Had No. 11 Notre Dame not folded up shop for the season, it probably would have faced No. 12 BYU in the Pop-Tarts Bowl, an ACC-affiliated game in Orlando that became a social-media phenomenon the past two years with its irreverent marketing stunts. Nearly 7 million people watched last year’s Iowa State-Miami edition, a modern model by which the bowl business could build attention for its games.

But 105 shocked Notre Dame players who woke up Sunday thinking they’d be competing for a national championship probably weren’t dreaming of eating an edible mascot in front of a half-empty stadium. Many of the Irish’s NFL-bound upperclassmen, like star running back Jeremiyah Love, probably would not have played.

Florida State’s snubbed 13-0 team in 2023 inadvertently became a cautionary tale for this exact scenario, losing 63-3 in the Orange Bowl when it had to face Georgia with its J.V. team. And in today’s day and age, it’s hard to get players excited about $500 worth of bowl gifts when many of them are making much more in NIL deals.

Unlike most of his peers, Notre Dame athletic director Pete Bevacqua, a former NBC executive, hasn’t spent decades getting wined and dined by bowl execs at junkets like the Fiesta Frolic. He might not particularly care that his school just set a precedent for future disappointed Playoff contenders that, if their numbers grow, could lead to a number of decades-old bowls eventually closing up shop.

Many are already living precariously, like the Holiday Bowl, a nearly 50-year-old San Diego institution, which reported $1.4 million in negative net assets on its 2024 tax return. The tourism association that runs the bowl explored moving its 2025 game to Saudi Arabia. Or the ReliaQuest (formerly Outback) Bowl, whose operator, the Tampa Bay Bowl Association, ran a combined deficit of $1.6 million in 2023 and 2024. The bowl used to regularly fill 60,000-plus seats at Raymond James Stadium but drew in the 30,000s in those two seasons.

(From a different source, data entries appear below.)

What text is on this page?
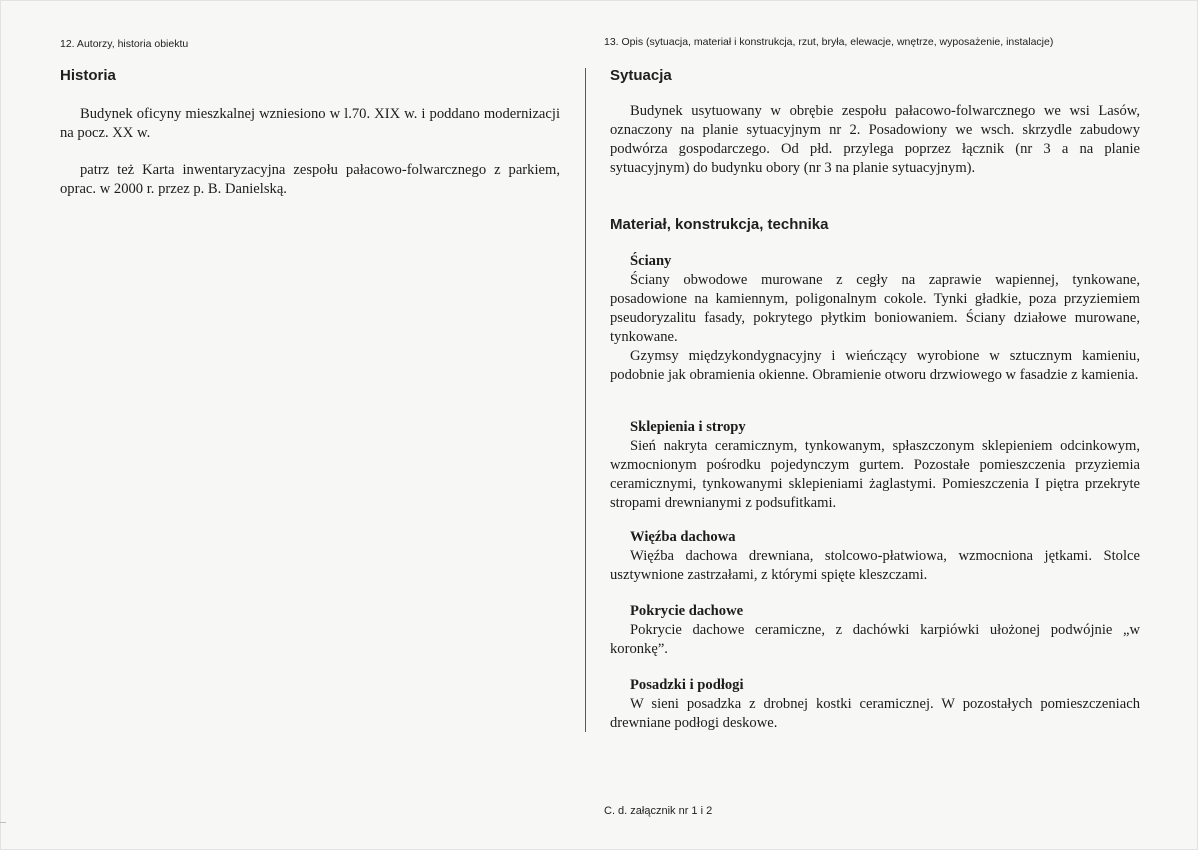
12. Autorzy, historia obiektu
Historia

Budynek oficyny mieszkalnej wzniesiono w l.70. XIX w. i poddano modernizacji na pocz. XX w.

patrz też Karta inwentaryzacyjna zespołu pałacowo-folwarcznego z parkiem, oprac. w 2000 r. przez p. B. Danielską.

13. Opis (sytuacja, materiał i konstrukcja, rzut, bryła, elewacje, wnętrze, wyposażenie, instalacje)
Sytuacja

Budynek usytuowany w obrębie zespołu pałacowo-folwarcznego we wsi Lasów, oznaczony na planie sytuacyjnym nr 2. Posadowiony we wsch. skrzydle zabudowy podwórza gospodarczego. Od płd. przylega poprzez łącznik (nr 3 a na planie sytuacyjnym) do budynku obory (nr 3 na planie sytuacyjnym).

Materiał, konstrukcja, technika
Ściany

Ściany obwodowe murowane z cegły na zaprawie wapiennej, tynkowane, posadowione na kamiennym, poligonalnym cokole. Tynki gładkie, poza przyziemiem pseudoryzalitu fasady, pokrytego płytkim boniowaniem. Ściany działowe murowane, tynkowane.

Gzymsy międzykondygnacyjny i wieńczący wyrobione w sztucznym kamieniu, podobnie jak obramienia okienne. Obramienie otworu drzwiowego w fasadzie z kamienia.

Sklepienia i stropy

Sień nakryta ceramicznym, tynkowanym, spłaszczonym sklepieniem odcinkowym, wzmocnionym pośrodku pojedynczym gurtem. Pozostałe pomieszczenia przyziemia ceramicznymi, tynkowanymi sklepieniami żaglastymi. Pomieszczenia I piętra przekryte stropami drewnianymi z podsufitkami.

Więźba dachowa

Więźba dachowa drewniana, stolcowo-płatwiowa, wzmocniona jętkami. Stolce usztywnione zastrzałami, z którymi spięte kleszczami.

Pokrycie dachowe

Pokrycie dachowe ceramiczne, z dachówki karpiówki ułożonej podwójnie „w koronkę”.

Posadzki i podłogi

W sieni posadzka z drobnej kostki ceramicznej. W pozostałych pomieszczeniach drewniane podłogi deskowe.

C. d. załącznik nr 1 i 2
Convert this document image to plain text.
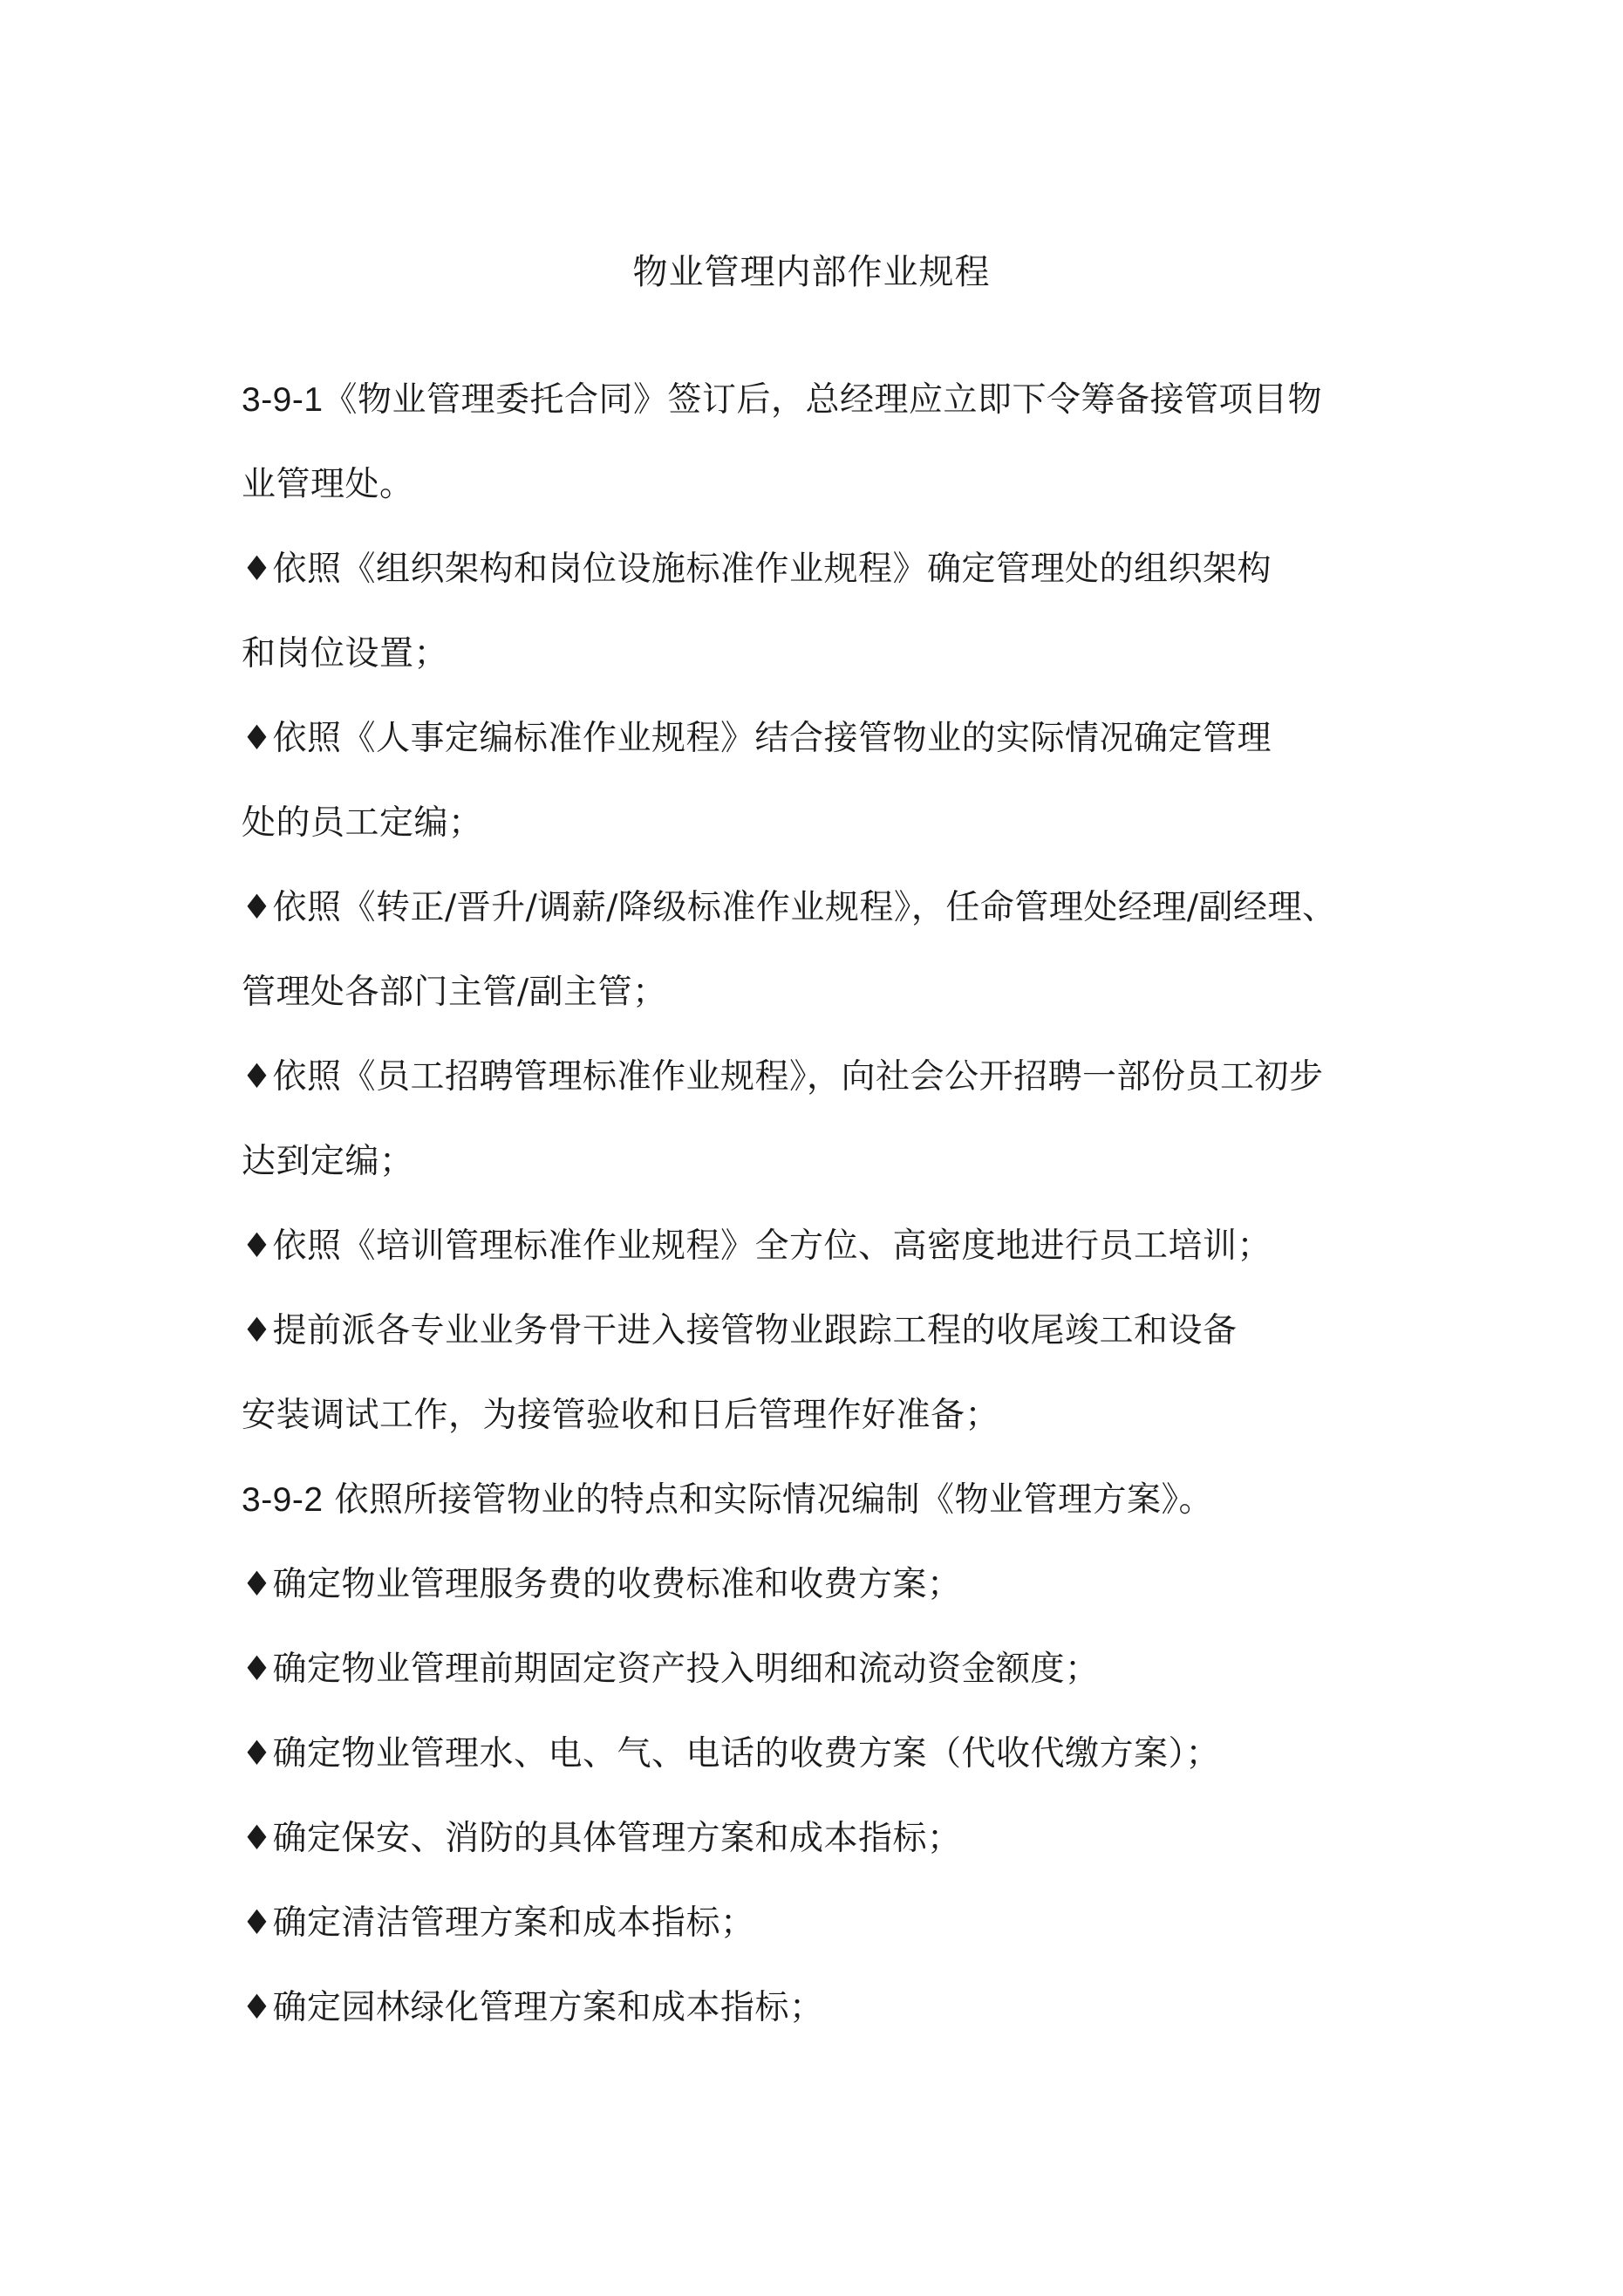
物业管理内部作业规程
3-9-1《物业管理委托合同》签订后，总经理应立即下令筹备接管项目物
业管理处。
♦依照《组织架构和岗位设施标准作业规程》确定管理处的组织架构
和岗位设置；
♦依照《人事定编标准作业规程》结合接管物业的实际情况确定管理
处的员工定编；
♦依照《转正/晋升/调薪/降级标准作业规程》，任命管理处经理/副经理、
管理处各部门主管/副主管；
♦依照《员工招聘管理标准作业规程》，向社会公开招聘一部份员工初步
达到定编；
♦依照《培训管理标准作业规程》全方位、高密度地进行员工培训；
♦提前派各专业业务骨干进入接管物业跟踪工程的收尾竣工和设备
安装调试工作，为接管验收和日后管理作好准备；
3-9-2 依照所接管物业的特点和实际情况编制《物业管理方案》。
♦确定物业管理服务费的收费标准和收费方案；
♦确定物业管理前期固定资产投入明细和流动资金额度；
♦确定物业管理水、电、气、电话的收费方案（代收代缴方案）；
♦确定保安、消防的具体管理方案和成本指标；
♦确定清洁管理方案和成本指标；
♦确定园林绿化管理方案和成本指标；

The majority are still doing quite well, but all of their futures are currently hanging in limbo. All 35 non-CFP bowls’ contracts with their conference partners are up after this season, but they’ve been unable to sign new ones because the commissioners still haven’t agreed whether to expand the Playoff field from 12 to 16.

And of course, if and when the CFP gets bigger, the other bowls will become even more marginalized. If the No. 11 team is too distraught to play in the Pop-Tarts Bowl today, good luck convincing teams 17-20 to fill the Citrus Bowl in 2029.

Perhaps this was all inevitable, but that doesn’t make it less sad. In a sport built on quirky traditions that carry on over generations, bowl games were college football’s most celebrated quirk of all. Because there was no official national championship game for the first 129 seasons, getting tapped to play in any bowl, even the Copper Bowl or the Bluebonnet Bowl, was the greatest honor a player could enjoy.

The mystique began fading a bit with the dawn of the BCS in 1998, but even then, the national title game itself was considered a bowl game. The 2007 Oklahoma-Boise State Fiesta Bowl remains one of the most memorable bowl games in history despite having zero national championship ramifications.

Prestige began trending downward in the early 2010s, then accelerated once the Playoff began in 2014. The 12-team CFP was designed in part to restore interest in the New Year’s six games, which now host quarterfinals and semifinals, but fans began clamoring to move those games to campuses right from Year 1.

The bowls aren’t NIT-level irrelevant yet, given how many people actually watch them. They’re fun, they’re synonymous with the holiday season, and you may even get to see a coach get a vat of mayonnaise dumped on his head.

But you can’t have a bowl game without two teams that actually want to play in it.

Perhaps Notre Dame will prove to be a one-off. Or perhaps the Irish just pulled the team-level equivalent of McCaffrey’s trendsetting move nearly a decade ago.

The bowls survived player opt-outs. They will not survive a lack of interested schools.